Bugünlerde bazı şeylerin altından kalkamıyorum, üstesinden gelemiyorum, anlamlandıramıyorum. Sen varsın ve neden oradasın onu bile bilmiyorum. Varlığının benim için anlamını çözmeye başladığımda hâlâ orada olmaya devam edecek misin merak ediyorum; seni ve sana ait olan tüm duyguları bilmek istiyorum. Gizli ve çekingen adımlarının bizi götüreceği yerleri görmek istiyorum. Sen varken düşüncelerimizin ve edebî yaralarımızın eksik kısımlarımıza denk gelip bizi ve birbirimizi beslemesini ve seninleyken yaşadığım dokunmadan sarılıp sarmalanabilme ya da güvende olma hissiyatını seviyorum.

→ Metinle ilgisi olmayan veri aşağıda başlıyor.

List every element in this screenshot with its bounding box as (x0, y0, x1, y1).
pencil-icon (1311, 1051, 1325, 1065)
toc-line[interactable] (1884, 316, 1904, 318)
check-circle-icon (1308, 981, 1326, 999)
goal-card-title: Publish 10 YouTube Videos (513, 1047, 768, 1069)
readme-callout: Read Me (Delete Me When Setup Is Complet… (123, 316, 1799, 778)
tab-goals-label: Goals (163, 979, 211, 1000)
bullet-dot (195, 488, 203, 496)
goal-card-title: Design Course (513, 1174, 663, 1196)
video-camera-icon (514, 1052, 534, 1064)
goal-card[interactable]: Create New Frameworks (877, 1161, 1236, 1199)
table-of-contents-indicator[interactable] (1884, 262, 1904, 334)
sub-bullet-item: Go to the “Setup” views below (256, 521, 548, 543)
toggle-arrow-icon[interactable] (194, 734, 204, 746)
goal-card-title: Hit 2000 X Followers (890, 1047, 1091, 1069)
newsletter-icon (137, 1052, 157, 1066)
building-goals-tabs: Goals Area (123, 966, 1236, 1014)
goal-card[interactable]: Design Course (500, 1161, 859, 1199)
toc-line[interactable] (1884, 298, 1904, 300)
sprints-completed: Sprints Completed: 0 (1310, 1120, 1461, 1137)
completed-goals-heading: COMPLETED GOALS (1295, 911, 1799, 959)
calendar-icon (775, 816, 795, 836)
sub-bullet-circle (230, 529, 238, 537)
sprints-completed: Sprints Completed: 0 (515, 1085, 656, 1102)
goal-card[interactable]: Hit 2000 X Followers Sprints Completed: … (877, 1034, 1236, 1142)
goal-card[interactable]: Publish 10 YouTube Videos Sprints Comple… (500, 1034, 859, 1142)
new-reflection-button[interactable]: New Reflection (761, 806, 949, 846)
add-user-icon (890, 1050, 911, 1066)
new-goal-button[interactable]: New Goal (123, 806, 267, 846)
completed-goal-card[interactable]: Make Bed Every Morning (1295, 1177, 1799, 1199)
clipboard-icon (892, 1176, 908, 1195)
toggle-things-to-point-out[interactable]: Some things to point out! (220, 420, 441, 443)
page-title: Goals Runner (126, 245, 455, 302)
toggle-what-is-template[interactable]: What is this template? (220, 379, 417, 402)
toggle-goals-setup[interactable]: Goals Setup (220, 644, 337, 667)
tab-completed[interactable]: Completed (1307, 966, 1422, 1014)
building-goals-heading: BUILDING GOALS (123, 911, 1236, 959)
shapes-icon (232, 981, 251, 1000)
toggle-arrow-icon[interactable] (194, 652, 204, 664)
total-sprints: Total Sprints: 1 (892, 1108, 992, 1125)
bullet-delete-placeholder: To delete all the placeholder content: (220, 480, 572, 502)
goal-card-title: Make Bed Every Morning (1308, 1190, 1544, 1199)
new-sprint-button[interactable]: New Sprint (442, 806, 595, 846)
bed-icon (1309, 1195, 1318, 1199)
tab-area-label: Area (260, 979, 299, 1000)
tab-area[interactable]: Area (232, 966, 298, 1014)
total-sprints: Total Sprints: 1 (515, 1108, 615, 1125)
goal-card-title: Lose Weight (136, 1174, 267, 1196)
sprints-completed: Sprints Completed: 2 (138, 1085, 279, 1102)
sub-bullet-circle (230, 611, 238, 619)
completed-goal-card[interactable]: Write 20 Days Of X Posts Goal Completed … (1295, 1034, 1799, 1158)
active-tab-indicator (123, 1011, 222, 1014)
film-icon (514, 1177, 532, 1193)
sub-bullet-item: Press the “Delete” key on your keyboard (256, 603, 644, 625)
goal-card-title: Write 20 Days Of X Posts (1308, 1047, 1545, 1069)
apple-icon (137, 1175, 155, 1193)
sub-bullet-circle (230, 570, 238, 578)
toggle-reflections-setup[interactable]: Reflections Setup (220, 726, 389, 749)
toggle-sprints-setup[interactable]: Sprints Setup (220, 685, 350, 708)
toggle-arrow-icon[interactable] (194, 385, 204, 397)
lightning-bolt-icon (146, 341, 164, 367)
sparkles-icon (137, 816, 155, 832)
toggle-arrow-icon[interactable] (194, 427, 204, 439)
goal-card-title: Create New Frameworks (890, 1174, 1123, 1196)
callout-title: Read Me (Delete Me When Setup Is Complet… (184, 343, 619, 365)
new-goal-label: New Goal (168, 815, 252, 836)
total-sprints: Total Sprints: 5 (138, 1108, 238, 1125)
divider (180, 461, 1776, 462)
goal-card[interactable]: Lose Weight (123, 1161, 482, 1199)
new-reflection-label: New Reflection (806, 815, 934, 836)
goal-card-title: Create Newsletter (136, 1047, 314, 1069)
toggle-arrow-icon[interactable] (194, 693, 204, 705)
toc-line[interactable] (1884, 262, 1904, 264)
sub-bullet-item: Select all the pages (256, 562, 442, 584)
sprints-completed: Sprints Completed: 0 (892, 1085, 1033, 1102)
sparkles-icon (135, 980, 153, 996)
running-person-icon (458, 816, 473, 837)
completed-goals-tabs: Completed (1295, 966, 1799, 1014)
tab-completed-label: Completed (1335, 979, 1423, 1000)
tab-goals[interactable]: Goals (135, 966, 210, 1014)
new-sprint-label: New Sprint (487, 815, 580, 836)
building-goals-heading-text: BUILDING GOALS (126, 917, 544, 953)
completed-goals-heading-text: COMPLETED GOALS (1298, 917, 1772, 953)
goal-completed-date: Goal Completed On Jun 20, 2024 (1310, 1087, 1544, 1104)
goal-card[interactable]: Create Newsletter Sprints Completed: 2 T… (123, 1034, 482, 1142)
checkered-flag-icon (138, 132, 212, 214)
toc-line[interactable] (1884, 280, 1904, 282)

Hisseden kalpler için susmak en az konuşmak kadar gürültülüdür. Bunu da bilmeni istiyorum.
Sen gelmeden önce kurulu bir düzenimiz vardı. Şimdi her şey alt üst oldu. Sen geldin. Kendi kendime üstesinden binbir zorlukla gelmeye çalıştığım büyük bir ifadesizlik dönemini kolaylıkla geride bıraktım. Sen geldin, heyecanlarımı buldum. Sen geldin, heyecanlarım beni buldu. Doğru insanlara denk gelmedikçe insan zamanla kendi doğrularını da yanlışlamaya başlıyor. Duygularını tanıyan bir kalbe denk gelmenin bedeli öncesinde yanlış kişilerle girilen yanlış muhabbetlerden sağ çıkabilme hüneri olmalı gibi, ne dersin? Vazgeçtim, boş ver. Bunlar zamanın uzun zaman önceki meseleleriydi. Hallettiğini zannettiği... Sen kendin için "yeterince iyi" olmaya çalış. Senin için her zaman burada olacağım ben. Kapı birazcık açılsa, aralanacak her şey. Ama henüz çok erken değil mi? Zamanı vardır. Biliyorum.
Her şeye rağmen, iyi ki geldin dost. Tam zamanında yetiştin. Hoş geldin. Bir yığın neşe ve düşünce getirdin beraberinde. Farkında olduğunu sanmıyorum tabii. Mecbur da değilsin zaten. Duygulardan anlayan biri olduğunu bildiğim için yazıyorum bu satırları; duyguların hangi anlamlara gelmediğini bildiğini de biliyorum çünkü. Bu yazıyı bir gün okuyacak mısın ya da ne zaman okuyacaksın bilmiyorum.
Yine de her şeye rağmen, düşüncelerinle ve hissettiklerinle bu zamanda yaşamıyor olmaya devam etmeni ve o çocuksu heyecanını hiçbir zaman kaybetmemeni diliyorum.